Confortar-se com o "medo do desconhecido" é manter-se aprisionado ao papel de vítima do destino cruel. Tentar vencer o "medo do desconhecido" é guerrear inutilmente o auto engano de uma batalha imaginária já perdida contra miragens de abismos, fantasmas, pesadelos, etc. Produzimos um vilão imaginário favorito para continuar a reafirmar nossa escolha mais profunda pelo que realmente está por trás disso, que é o nosso apego ao que nos é familiar, rotineiro e estável. Por outro lado, admitir o "apego ao conhecido" evidencia o quão ao nosso próprio alcance realmente está a possibilidade de transformações importantes em nossas próprias vidas. A partir deste ponto, não se trata mais de "força" para vencer o "fantasma" do medo, trata-se, isto sim, de escolher desapegar-se, de deixar para trás um formato limitado e afunilante que pode não mais nos comportar.

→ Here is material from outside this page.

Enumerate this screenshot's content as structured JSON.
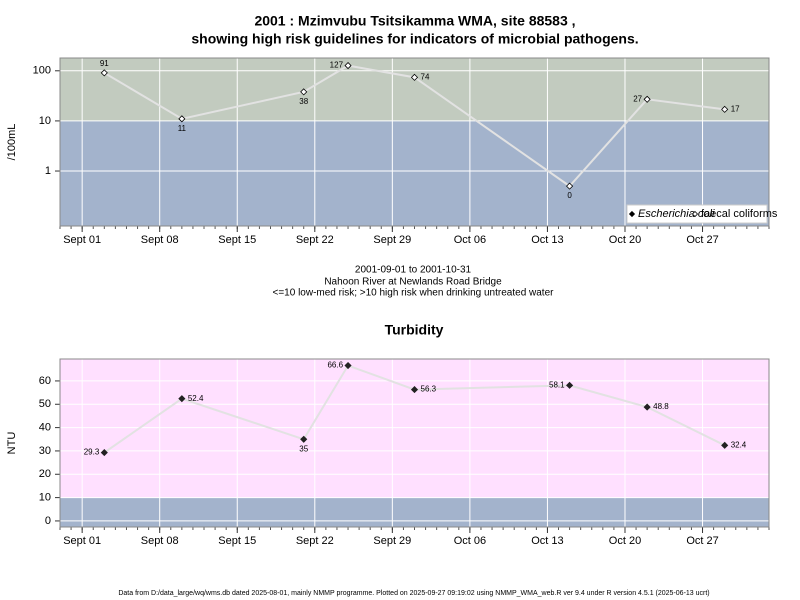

Imagine se o bebê, por medo do desconhecido, resolvesse se apegar indefinidamente ao mundo confortável do útero da mãe. Ele simplesmente não nasceria.
Imagine se a lagarta, por receio do imponderável, resolvesse se apegar ao casulo. Ela simplesmente não viraria borboleta.
Imagine se o pintinho, por temor do misterioso, resolvesse se manter dentro do ovo. Ele simplesmente morreria.